This vignette provides best practices for project workflow at USAID/Office of HIV/AIDS, making it easier to get you going and to align exceptions across the team.
The first thing we want to do when starting up new work is determining if it fits into an existing bucket or this is completely new. All of our R work exists on GitHub to make our work transparent, improve collaboration, and makee it easy access. You find our repositories for different projects and package under our GitHub organization, USAID-OHA-SI. If the work exists, you can clone the repo (make a local copy) and start working from there. If however its new work, you’ll want to start up a new project and repo. We work with RStudio Projects and git/GitHub
RStudio projects make it straightforward to divide your work into multiple contexts, each with their own working directory, workspace, history, and source documents.
To create a RStudio project, you can navigate there from
File > New Project
or establish through
usethis
library(usethis)
create_project("~/Documents/project-transform")
This will get you set you up in RStudio with a self contained
project. In order to collaborate we also use git and GitHub. For more on
integrating git with RStudio, check out Jenny Bryan’s Happy Git and GitHub for the useR.
You an also use a UI tool like GitHub Desktop or GitKraken. If you have
git installed and integreated with R, you can again use
usethis
to set everything up. And usethis
even
has some help
info on getting started with git if this your first time.
use_git() #this prompts a restart of your session
use_github(organisation = "USAID-OHA-SI")
The last thing we’ll use usethis
for is to set up a
license for the project. We use the MIT license which calls for
attribution for downstream uses of your work and specifies that the
software is provided as is.
usethis::use_mit_license("Dr. Raj Shah") #add your name
Okay, so we go through the basics of setting up a project, now let’s
turn to some workflow specifics that glamr
is going to help
us with.
The primary function we’re going to run to get us going is
si_setup
. If we look under the hood at
si_setup
, we can see it actually contains three
sub-function.
si_setup
#> function ()
#> {
#> folder_setup()
#> setup_gitignore()
#> setup_readme()
#> }
#> <bytecode: 0x555c12ad3ae8>
#> <environment: namespace:glamr>
The first one, folder_setup()
initiates the main folders
we use for our work:
If you clone from GitHub not all the folders may exist there, so we
recommend running folder_setup()
on its own to establish
the same organization on your local machine. The reason we have created
this into a function is to ensure uniformity across our projects and
know what to expect when we pick up someone else’s work (or our own work
from the distant past).
The next function that is run is setup_gitignore()
,
which creates a .gitignore
file in your project. The
primary purpose of this file is to ensure that our data and outputs are
not being published to the web. By default after running
si_setup()
most data formats/folders will be kept from
being published. Below is what the .gitignore
file will
look like.
#R basics
.Rproj.user
.Rhistory
.RData
.Ruserdata
#no data
*.csv
*.gz
*.txt
*.rds
*.xlsx
*.xls
*.zip
*.png
*.pptx
*.tfl
*.twb
*.twbx
*.tbs
*.tbm
*.hyper
*.sql
*.parquet
*.svg
*.dfx
*.json
*.dta
*.shp
*.dbf
#nothing from these folders
AI/*
GIS/*
Images/*
Graphics/*
Data/*
Dataout/*
And the last component from si_setup()
is to add a
standard USAID disclaimer to your project’s README.md
file
(and creates this file if its missing).
From a project standpoint, now you’re good to go.
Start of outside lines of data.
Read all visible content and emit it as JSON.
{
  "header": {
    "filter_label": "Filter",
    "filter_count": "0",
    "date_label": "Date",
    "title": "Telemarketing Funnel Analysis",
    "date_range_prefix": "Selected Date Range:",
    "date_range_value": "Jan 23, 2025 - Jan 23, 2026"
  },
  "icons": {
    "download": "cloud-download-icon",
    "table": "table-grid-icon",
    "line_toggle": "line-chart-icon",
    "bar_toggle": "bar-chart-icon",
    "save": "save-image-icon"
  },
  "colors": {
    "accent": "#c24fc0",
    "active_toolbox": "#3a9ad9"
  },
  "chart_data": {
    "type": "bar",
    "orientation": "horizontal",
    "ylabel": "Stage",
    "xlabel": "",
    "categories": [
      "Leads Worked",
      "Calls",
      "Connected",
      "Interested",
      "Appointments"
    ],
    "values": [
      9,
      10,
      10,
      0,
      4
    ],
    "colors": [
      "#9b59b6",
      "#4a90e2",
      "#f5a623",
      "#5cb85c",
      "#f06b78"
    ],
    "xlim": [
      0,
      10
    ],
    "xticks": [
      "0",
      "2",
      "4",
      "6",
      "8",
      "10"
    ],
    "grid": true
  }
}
For the most part, our SI work revolves around using the MER Structured Datasets, which are large, cumbersome files. A best practice when working on projects is to store the data you use within that project so its all self-contained. However, since most of our work revolve around a couple of massive datasets (OUxIM, PSNU, PSNUxIM, NAT_SUBNAT, FSD), it makes more sense for us to store these dataset in a central location on our machines rather than in each project.
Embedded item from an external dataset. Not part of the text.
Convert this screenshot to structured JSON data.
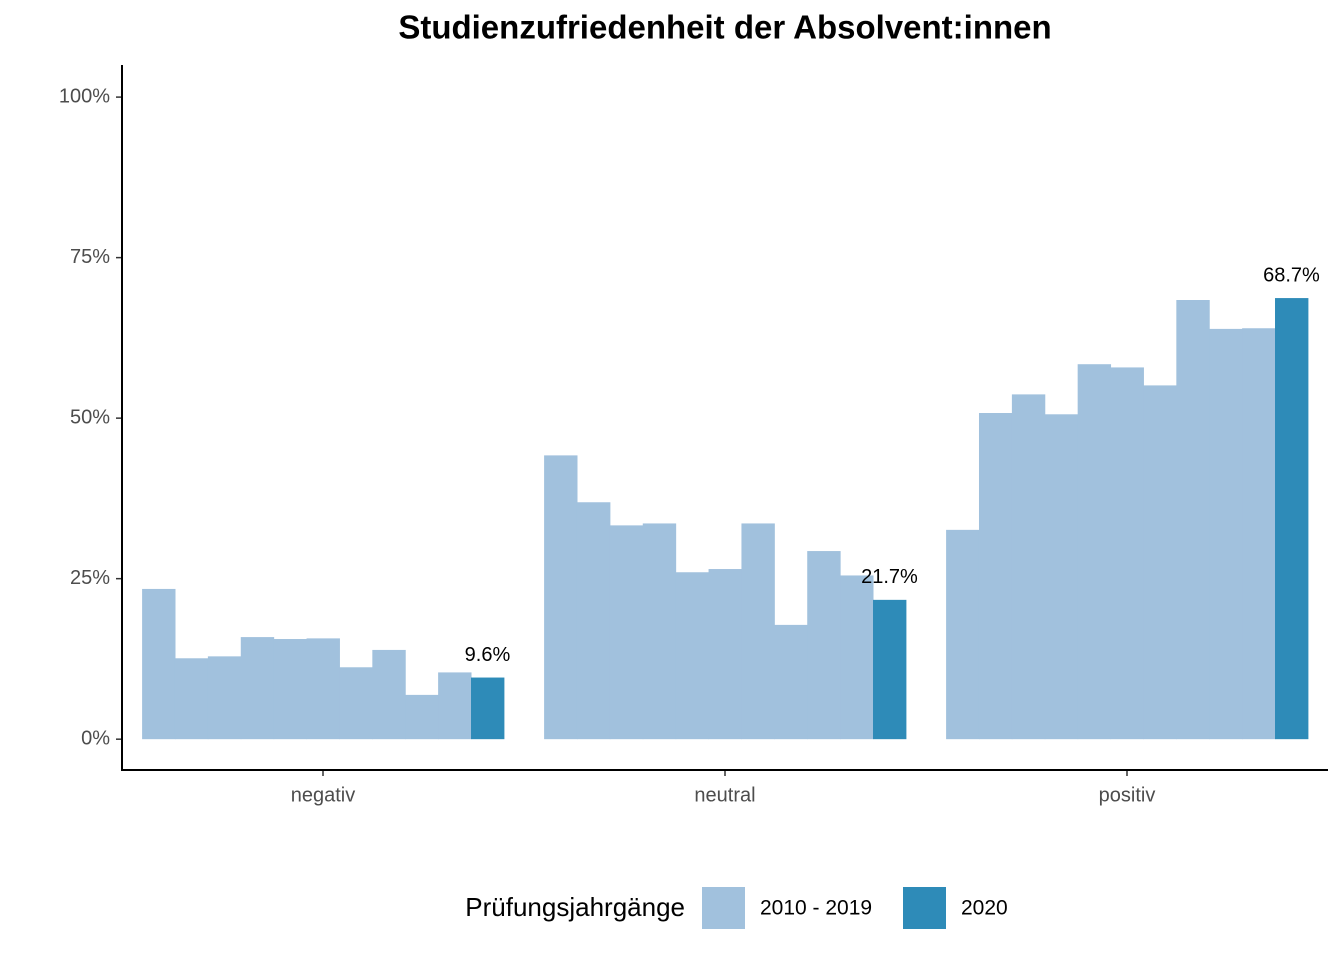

The problem now is that where I store my MSD files is going to be
different than the path to yours. To solve this dilemma, we use a
function called si_paths()
which access the paths we have
stored locally to where our MSDs or Downloads are for instance. This
way, when you pick up a coworkers code, you don’t have to change any of
the file paths, it just works.
Those local paths will be set once and stored in your
.Rprofile
. To do so, you will run set_paths
to
store all the relevant paths (you can ignore any that aren’t relevant to
you).
set_paths(folderpath_msd = "~/Documents/Data",
folderpath_datim = "~/Documents/DATIM",
folderpath_downloads = "~/Downloads")
Running this will open your .Rprofile
and you’ll be
prompted to paste the pre-copied code into the .Rprofile
save and restart your session.
With that stored, you can use si_path()
to return the
path to your MSD folder (as the default) and then use another
glamr
function, return_latest()
, which looks
in the provide folder path for the lastest version of a file that
matches the pattern you provided. In this case, we can pass in that we
want the last OUxIM MSD and it will return the file path which we can
pass into readr::read_rds()
df <- si_path() %>%
return_latest("OU_IM_FY19") %>%
readr::read_rds()